Richard Francis, SE director EMEA at CTERA, says that when an attack bypasses preventative measures, the speed of recovery determines the outcome. “Waiting days to restore from traditional cloud or tape backups can be a death sentence for a modern business,” he says. “This is where the conversation must pivot to recovery time objectives. With an immutable snapshotting system, the recovery process is transformed. Instead of a painstaking, multi-day restoration project, an MSP can roll back an entire file system to its pre-attack state in a matter of minutes.”
Security discussions
When discussing ransomware with customers, MSPs and resellers should take various things into consideration. Charlotte says resellers should reframe the conversation. “Most customers are still being sold detection and response, but those approaches assume everything works perfectly under pressure,” she says. “In real world scenarios, security is a chain of steps and attackers only need one gap.
“The more important question to ask customers is: if something gets in, can it move? That shifts the discussion toward resilience, uptime and business impact. It’s a much more concrete conversation that aligns directly with executive priorities.”
Dominic says the conversation needs to move beyond technology into business risk. “Customers don’t buy EDR or backup, they buy continuity, resilience and peace of mind,” he says. “Framing ransomware in terms of downtime, lost revenue, regulatory exposure and customer trust makes the conversation more tangible and urgent. It’s also important to position security as an on-going service, not a one-off project.”
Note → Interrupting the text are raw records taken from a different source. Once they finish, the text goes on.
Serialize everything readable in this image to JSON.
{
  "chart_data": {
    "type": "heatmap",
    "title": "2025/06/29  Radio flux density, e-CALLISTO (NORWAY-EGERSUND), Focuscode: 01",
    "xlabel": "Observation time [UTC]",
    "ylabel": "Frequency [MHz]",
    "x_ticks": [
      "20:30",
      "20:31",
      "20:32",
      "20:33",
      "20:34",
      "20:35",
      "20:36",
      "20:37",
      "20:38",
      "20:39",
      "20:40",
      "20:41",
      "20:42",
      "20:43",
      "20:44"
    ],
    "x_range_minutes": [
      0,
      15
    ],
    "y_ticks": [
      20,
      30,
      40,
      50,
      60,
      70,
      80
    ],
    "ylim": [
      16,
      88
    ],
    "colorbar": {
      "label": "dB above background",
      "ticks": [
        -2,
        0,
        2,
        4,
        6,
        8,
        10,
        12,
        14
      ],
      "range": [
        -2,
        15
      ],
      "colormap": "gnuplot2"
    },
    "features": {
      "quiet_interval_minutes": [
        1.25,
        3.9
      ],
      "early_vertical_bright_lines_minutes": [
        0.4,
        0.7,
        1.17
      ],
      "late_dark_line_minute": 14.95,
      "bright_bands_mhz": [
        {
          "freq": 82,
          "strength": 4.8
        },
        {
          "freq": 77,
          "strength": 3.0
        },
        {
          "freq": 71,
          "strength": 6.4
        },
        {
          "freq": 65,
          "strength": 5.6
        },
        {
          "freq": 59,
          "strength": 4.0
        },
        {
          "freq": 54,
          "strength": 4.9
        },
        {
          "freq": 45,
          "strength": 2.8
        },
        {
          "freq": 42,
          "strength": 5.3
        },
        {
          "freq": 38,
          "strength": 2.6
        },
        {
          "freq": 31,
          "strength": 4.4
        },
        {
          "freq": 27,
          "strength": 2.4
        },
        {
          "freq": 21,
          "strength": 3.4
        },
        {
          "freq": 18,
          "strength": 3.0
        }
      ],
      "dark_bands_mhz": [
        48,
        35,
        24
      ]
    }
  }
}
Danny Hemminga, VP EMEA partner sales at Tanium, says resellers should challenge how customers think about security. “Many organisations have ended up with fragmented security stacks over time – often the result of layering new tools on top of existing ones as threats evolve,” he says. “The problem is that these disconnected solutions create blind spots and slow down response, industry research shows 78% of organisations are dealing with fragmented security stacks.
“In conversations, that means shifting the focus to exposure. Where are the real risks across the environment? How quickly can they be identified and fixed? And how much visibility and control do you have across every endpoint?
“Resellers should also ask how quickly customers can respond when something goes wrong. If it takes hours or days to act, that’s where ransomware gains ground.
“Customers don’t need more dashboards – they need the ability to act and become unstoppable. The role of the reseller is to help simplify that complexity and ensure risk is being actively reduced, not just monitored.”
Future
Dominic says ransomware will continue to evolve rapidly. “AI is accelerating the scale and precision of attacks, from highly convincing phishing campaigns to faster vulnerability exploitation,” he says. “We’re also seeing increased focus on supply chains and MSPs themselves as entry points. MSPs need to stay vigilant, continuously adapt their security stack, and ensure they are not just protecting their customers, but also themselves.”
Danny agrees that AI is having more of an influence. “Attacks are becoming increasingly automated,” he says. “AI and tooling are allowing attackers to move faster, scale campaigns, and adapt in real time, which compresses the window MSPs have to respond.”
He adds that there will be more focus on identity and access going forward. “Rather than breaking in, attackers are logging in – targeting credentials, remote management tools and MSP environments to gain broad access quickly,” he says.
“Extortion tactics will continue to escalate. Double extortion is now standard, but we’re seeing more aggressive approaches – data leaks, regulatory pressure and targeting reputational damage to force payment.
“For MSPs, that means staying alert to where attackers are shifting – identity, access and speed. If you don’t have real-time visibility and control across your customers’ environments, those attacks become much harder to detect and contain.”